Zanth squinted into the surrounding forest.  From where they were stashed only the tops of the nearest trees were visible with just the slightest hint of the warming sky beyond.  While he let his gaze drift through the canopy he made a few quick mental calculations and once he was decided he addressed his friends again.  “I think there is a town about a day’s journey from here where we can resupply.  Let’s head there first and then we can track down Lord Fendall.”

They packed up their gear and Zanth led them back through the dense forest.  It was slow going at first but then they came across a game trail, Zanth said it was a likely last used by a bear, and their progress sped up some.  They only stopped once, for a brief lunch, before Zanth stopped them as the forest began to thin out.  They could see the smoke from home fires drifting lazily into the sky and they could faintly hear the hustle and bustle of small town life.  Mothers called to their children.  Merchants hawked their wares.  It was peaceful and the trio took a moment to soak it in.  It was what they’d hoped to come home to the day before.  It was a peace they may not know again for quite some time and could easily shatter just by showing their faces in the little town before them.

Zanth asked under his breath, “Ready?”

Dorian and Malland nodded and the three walked confidently forward.  As far as they knew, they had nothing to fear in this town.  News of what had happened the night before couldn’t have beaten them there.  So, there was no need to skulk about, there was no need to be any more cautious than normal.

For a time, it seemed like they wouldn’t have any trouble.  Nobody asked them who they were or what they were doing in town.  But then they tried to barter for some food to fill their packs and the prices were outrageous.

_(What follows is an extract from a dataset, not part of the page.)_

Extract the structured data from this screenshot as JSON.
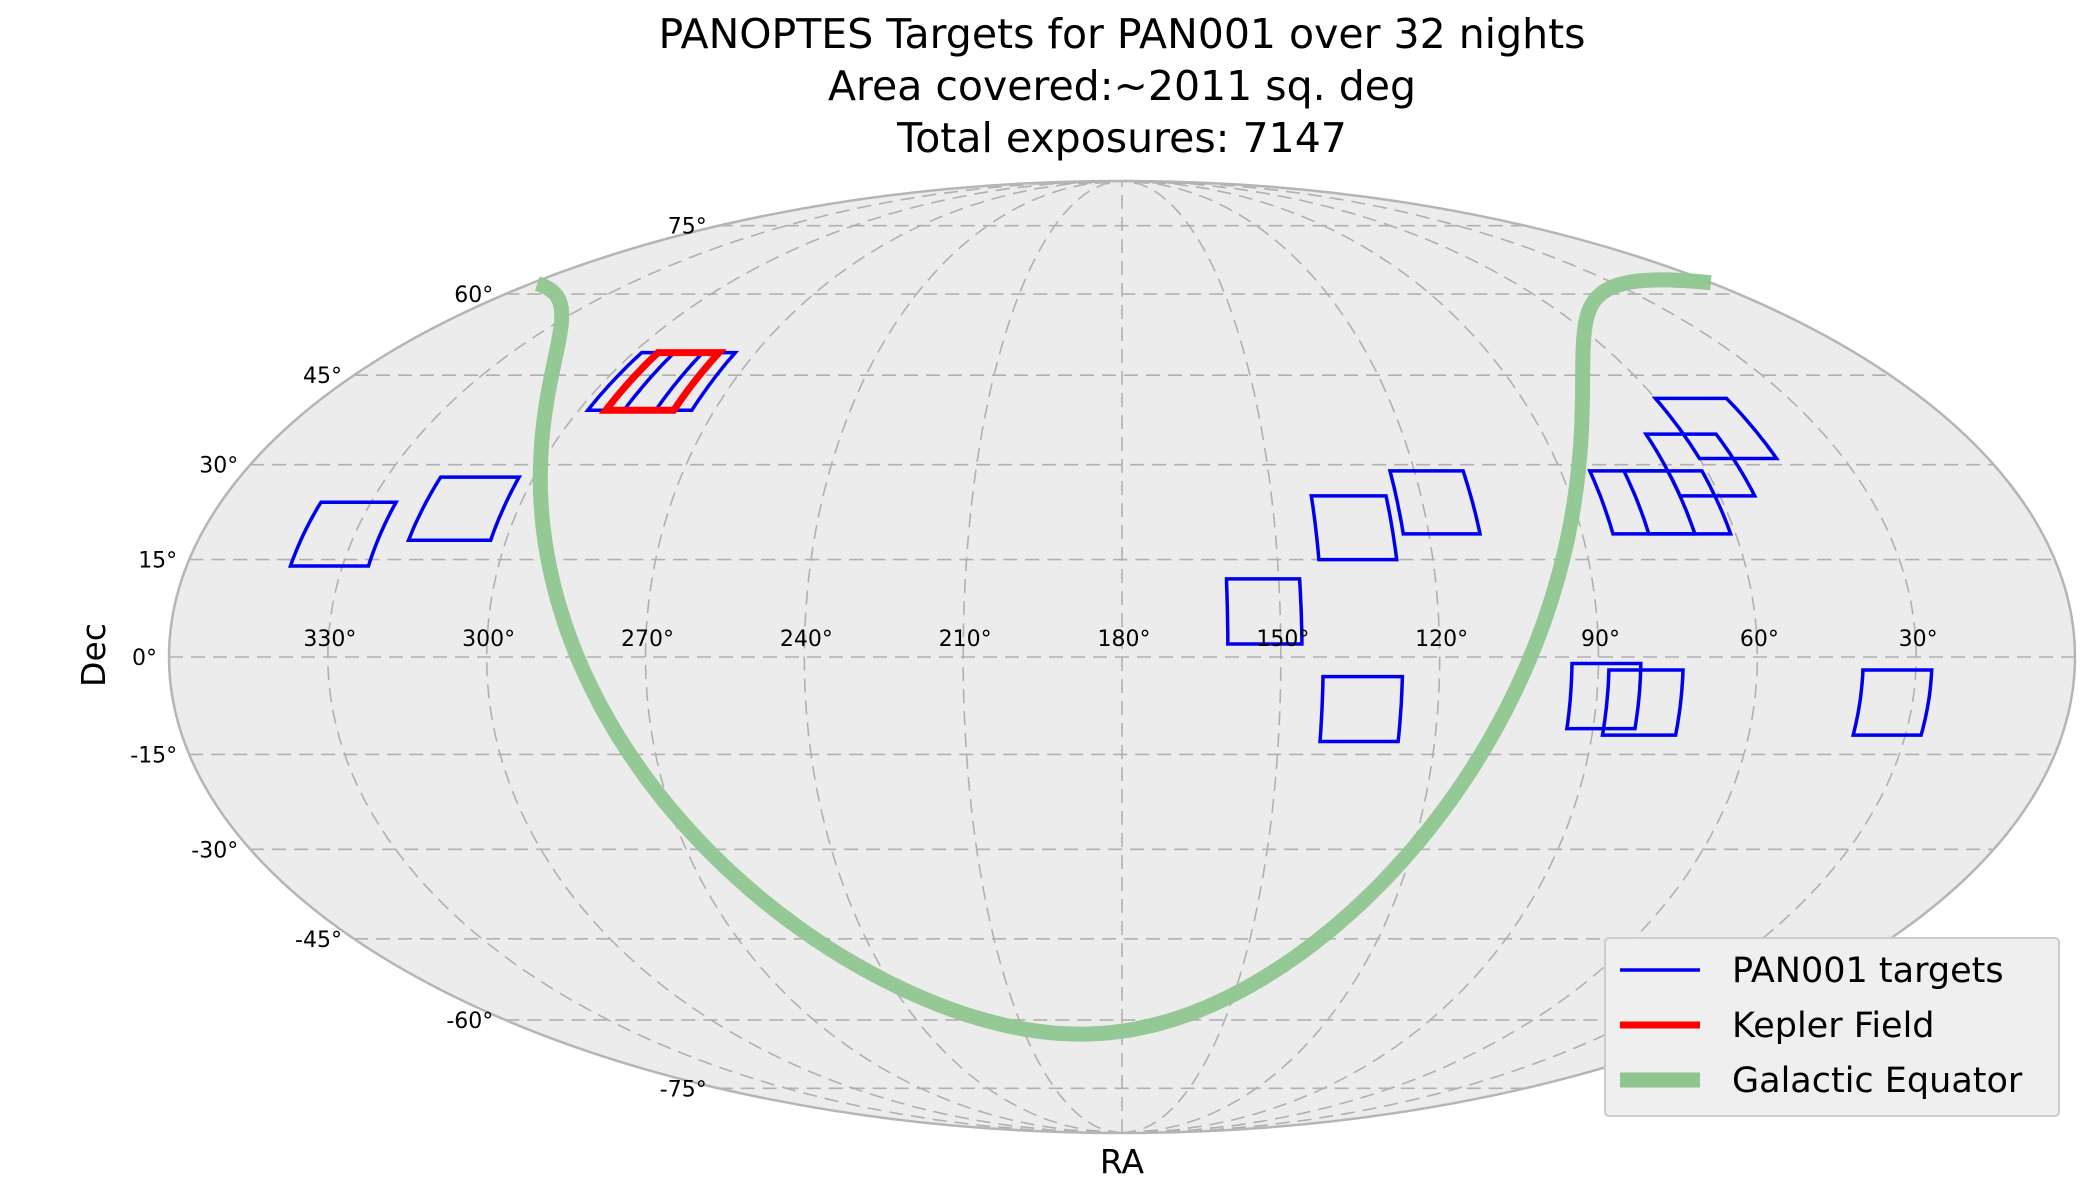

“Well, what do you expect?” Said one merchant.  “Nobody here is going to sell to the likes of you for a decent price.  This is food for our neighbors.  Selling to you means one of them might go hungry.”

With a sad shake of his head, Zanth pushed Dorian onward.  The dragonborn had begun to growl low in his throat and that wouldn’t serve any help in this situation.  They would just press on and find someone who would sell to them for a reasonable price or they would find their own food.  The last year on the trail had made them quite adept and hunting and preserving.  But, seeing as they had a few more gold coins than they’d started the previous night with, it amused all of them to spend Lord Fendall’s gold on the provisions that would help carry them to the man that was trying to hunt them down.